À peine arrivés, nous prenons une difficile décision, Alis (la petite chiene) rentrera à la maison avec Javier, en avion. Elle allait nous manquer mais elle était si malheureuse à bord !! C’est préférable qu’elle retrouve l’entourage qu’elle aime à la campagne (bien que à la fin elle a été adoptée par ma belle-mère, mais ça c’est une autre histoire).

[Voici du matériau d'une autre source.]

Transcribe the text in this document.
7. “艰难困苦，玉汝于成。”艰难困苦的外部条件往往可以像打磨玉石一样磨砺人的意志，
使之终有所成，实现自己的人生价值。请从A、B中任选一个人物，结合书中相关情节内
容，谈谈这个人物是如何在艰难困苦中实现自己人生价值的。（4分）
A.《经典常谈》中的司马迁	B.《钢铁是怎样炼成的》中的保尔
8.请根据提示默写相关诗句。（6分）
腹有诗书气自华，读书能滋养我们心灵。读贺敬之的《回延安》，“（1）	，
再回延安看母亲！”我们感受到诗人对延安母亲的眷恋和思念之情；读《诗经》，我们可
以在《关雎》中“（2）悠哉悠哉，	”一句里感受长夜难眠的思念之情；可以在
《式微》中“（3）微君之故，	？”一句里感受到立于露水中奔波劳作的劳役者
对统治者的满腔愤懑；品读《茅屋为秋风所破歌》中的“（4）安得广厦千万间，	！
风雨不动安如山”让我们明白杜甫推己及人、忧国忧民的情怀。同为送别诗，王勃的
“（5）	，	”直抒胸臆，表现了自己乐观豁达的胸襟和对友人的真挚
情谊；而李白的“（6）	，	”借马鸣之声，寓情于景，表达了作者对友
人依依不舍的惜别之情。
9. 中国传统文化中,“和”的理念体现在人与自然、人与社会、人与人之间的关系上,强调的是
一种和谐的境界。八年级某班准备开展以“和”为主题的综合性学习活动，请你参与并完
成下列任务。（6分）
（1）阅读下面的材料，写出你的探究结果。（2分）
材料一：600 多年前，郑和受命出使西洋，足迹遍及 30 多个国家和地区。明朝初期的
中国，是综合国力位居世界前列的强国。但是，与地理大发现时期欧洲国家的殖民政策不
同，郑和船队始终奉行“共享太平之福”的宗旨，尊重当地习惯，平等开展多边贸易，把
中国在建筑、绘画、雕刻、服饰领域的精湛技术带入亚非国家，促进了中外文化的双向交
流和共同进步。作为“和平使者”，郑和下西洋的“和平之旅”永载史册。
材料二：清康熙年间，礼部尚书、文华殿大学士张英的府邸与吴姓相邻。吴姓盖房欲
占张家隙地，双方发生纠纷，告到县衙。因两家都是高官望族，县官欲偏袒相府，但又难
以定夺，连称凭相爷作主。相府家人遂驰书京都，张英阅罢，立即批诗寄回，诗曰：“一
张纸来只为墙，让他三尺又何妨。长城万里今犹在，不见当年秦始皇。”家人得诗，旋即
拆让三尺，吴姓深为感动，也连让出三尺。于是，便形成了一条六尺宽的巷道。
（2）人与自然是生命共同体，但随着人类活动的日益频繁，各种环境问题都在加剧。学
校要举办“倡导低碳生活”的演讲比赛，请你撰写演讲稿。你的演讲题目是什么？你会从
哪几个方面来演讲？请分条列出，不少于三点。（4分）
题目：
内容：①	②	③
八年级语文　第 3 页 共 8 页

A Tenerife on se sent toujours comme à la maison, principalement parce que là-bas y habite Manolo, un grand ami de François qui nous accueille chez lui avec toute son affection. Durant notre séjour sur l’île (qui va durer plus d’un mois), nous nous installons dans son appart, laissons un peu de côté la vie à bord et reprenons des forces. Nous profitons pour faire le carénage du bateau, mais comme il faut commencer à faire des économies, on le fera nous même. Deux jour plus tard Zarpas est prêt pour le remettre à l’eau, et nous partons pour Lanzarote en ferry avec la moto de Manolo pour découvrir la charmante île aux volcans.
Lanzarote
L’architecte César Manrique a réussi à être prophète dans sa terre, et il a rencontré –Il faut tout dire- des politiques cohérents prêts à préserver la valeur naturel de l’île devant le béton et le tourisme de masse. L’equilibre entre l’art, le progrès, et la nature a obtenu le meilleur des résultats quand l’Unesco l’ a déclaré comme Réserve de la Biosphère (1993). Aujourd’hui c’est la fierté de leurs habitants et l’admiration des visiteurs.


Depuis toujours ça m’intriguait ce système de culture de vignobles qui en plus de doter la Geria d’un paysage inégal, attribue à Lanzarote una Marque Propre reconnue internationalement. Et finalement j’ai obtenu ne explication compréhensible de la par d’un viticulteur: -On s’en sert du PICON (cendres volcaniques) pour couvrir la terre ça permet filtrer l’humidité pendant la nuit et la conserver un peu pendant la journée, ensuite nous construisons ces murs en pierre volcanique qui protègent les souches du vent qui souffle très fort en permanence dans cette zone; c’est comme ça que nous réussissons nous particulaires vins de raisins malvoisies-. Expliqué comme ça on dirait que c’est facile. Une petite assiette de «Sancocho» pour l’accompagner et SANTÉ!!!!!
Tenerife
Nous laissons le tourisme à Tenerife pour la visite de Cathy et avec elle nous la parcourons à grande peine, et je dis bien à grande peine parce que la pluie ne nous a pas lâché de toute la semaine! Pas croyable. En tout cas nous en avons profité d’un grand rayon de soleil pour monter au Teide, d’un grand nouage gris pour nous abriter chez Ikea, et le reste de jours entre un grain et celui d’après on a quand même bien balladé la touristique côte sud, le super beau village de Garachico et aussi l’exotique Jardin Botanique à Puerto de la Cruz (une passionnée des plantes comme Cathy ne pouvais pas le rater). Toutes les espèces dans ce Jardin-ci provenaient d’autre régions du monde, il a été creé sous l’ordre de Carlos III en 1788 pour pouvoir cultiver des espèces de fleurs tropicales sur le territoire espagnol, et c’est prouvé qu’elles se sont bien adaptées au bénigne climat canarien.





On ne veut pas quitter Tenerife sans assister à une «Velada» de box qu’organise Manolo dans le pavillon de la ville, et au cours du quel un de leurs lutteurs mets en jeu leur titre de Champion Mondial Poid moyen de Box; il y a aussi de combats Fullcontact et Kickboxing, l’ambiance est superbe, il ne pourrait pas rentrer une personne de plus. On s’est bien amusés, je vous conseille d’y aller si vous en avez l’occasion. Manolo est un crak!